Выйдя на улицу, я заторопился: мне нужно взглянуть на закат в паутине на маминой двери во время молитвы «Неила», так же как вчера я был там на заказе перед «Кол нидрей». Не паутина там, мама, а золотая занавесь, а за нею — святая святых. В святая святых Шхина парила между двумя херувимами, а в твоей комнатке в пятничный вечер она покоилась между двумя бедными свечами в медных подсвечниках. Когда мы еще жили в нашей комнатке при кузнице, ты жаловалась, что больше чем две свечи по десять грошей ты не можешь позволить себе зажигать в честь субботы. Эти свечи тут же выгорали, и весь вечер коптила керосиновая лампа. Теперь, мама, свет твоих сгоревших грошовых свечей влился в золотую солнечную занавесь на твоей двери.

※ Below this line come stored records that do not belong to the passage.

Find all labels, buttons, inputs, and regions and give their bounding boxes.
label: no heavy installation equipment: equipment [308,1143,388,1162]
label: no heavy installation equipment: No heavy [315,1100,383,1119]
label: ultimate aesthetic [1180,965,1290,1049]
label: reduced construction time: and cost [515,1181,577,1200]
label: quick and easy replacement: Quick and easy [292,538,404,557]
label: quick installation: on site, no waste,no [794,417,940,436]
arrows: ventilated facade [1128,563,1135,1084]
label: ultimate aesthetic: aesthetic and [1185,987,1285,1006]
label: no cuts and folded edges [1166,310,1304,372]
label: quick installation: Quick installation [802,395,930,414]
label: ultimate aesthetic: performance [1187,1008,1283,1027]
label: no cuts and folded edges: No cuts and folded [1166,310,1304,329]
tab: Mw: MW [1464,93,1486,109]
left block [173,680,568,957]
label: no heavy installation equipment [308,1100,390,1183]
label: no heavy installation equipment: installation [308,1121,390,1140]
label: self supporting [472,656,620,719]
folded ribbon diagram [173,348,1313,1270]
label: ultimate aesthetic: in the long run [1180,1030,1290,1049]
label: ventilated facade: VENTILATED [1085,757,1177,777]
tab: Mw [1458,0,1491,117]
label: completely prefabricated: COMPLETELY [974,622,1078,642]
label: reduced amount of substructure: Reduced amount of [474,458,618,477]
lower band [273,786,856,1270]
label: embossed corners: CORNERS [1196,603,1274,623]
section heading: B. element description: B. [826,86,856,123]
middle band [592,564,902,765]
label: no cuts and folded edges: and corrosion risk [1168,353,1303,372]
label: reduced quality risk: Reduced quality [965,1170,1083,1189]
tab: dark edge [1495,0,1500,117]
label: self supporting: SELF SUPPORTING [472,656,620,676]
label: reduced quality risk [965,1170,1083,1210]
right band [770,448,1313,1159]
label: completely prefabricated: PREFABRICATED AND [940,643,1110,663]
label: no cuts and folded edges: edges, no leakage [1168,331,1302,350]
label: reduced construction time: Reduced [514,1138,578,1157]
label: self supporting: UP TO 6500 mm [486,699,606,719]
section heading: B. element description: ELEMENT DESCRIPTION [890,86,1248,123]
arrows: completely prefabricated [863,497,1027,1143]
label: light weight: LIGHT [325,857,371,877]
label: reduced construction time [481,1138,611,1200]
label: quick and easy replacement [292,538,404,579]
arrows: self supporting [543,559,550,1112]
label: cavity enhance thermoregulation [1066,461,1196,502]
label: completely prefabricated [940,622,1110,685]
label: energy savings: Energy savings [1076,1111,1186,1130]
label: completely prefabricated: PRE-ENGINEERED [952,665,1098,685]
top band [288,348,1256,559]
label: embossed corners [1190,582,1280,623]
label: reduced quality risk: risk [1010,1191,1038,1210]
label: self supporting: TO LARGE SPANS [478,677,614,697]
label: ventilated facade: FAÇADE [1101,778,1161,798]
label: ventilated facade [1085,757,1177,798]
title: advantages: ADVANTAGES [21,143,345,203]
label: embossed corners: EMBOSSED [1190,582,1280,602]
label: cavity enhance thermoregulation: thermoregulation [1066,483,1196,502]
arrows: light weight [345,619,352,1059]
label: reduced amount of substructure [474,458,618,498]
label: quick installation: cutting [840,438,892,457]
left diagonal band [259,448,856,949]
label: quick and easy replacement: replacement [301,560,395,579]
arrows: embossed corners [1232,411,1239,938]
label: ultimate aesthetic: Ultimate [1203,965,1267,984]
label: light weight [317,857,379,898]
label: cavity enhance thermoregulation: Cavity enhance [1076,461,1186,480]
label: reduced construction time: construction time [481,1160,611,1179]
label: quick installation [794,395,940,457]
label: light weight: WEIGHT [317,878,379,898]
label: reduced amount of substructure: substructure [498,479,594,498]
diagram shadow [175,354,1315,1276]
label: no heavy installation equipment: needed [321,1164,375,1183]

Однажды в детстве перед «Неилой» я убежал из молельни реб Шоэлки к монастырю на Рудницкой улице рвать с мальчишками каштаны. Мы перелезли на монастырский двор через высокую ограду с железными пиками, забрались на деревья и стрясали с толстых ветвей гладкие бархатистые каштаны в отстающей от коричневых плодов колючей зеленой скорлупе. Я вернулся домой, когда отец уже закончил обряд авдолы, — и исход праздника был испорчен. Отец долго не мог простить мне того, что я ушел из синагоги во время «Неилы». Мама часто рассказывала, как в тот вечер Судного дня выглядывала за занавеску женского отделения, искала глазами меня и сталкивалась с яростными взглядами отца, будто корившими ее за то, что я убежал из синагоги.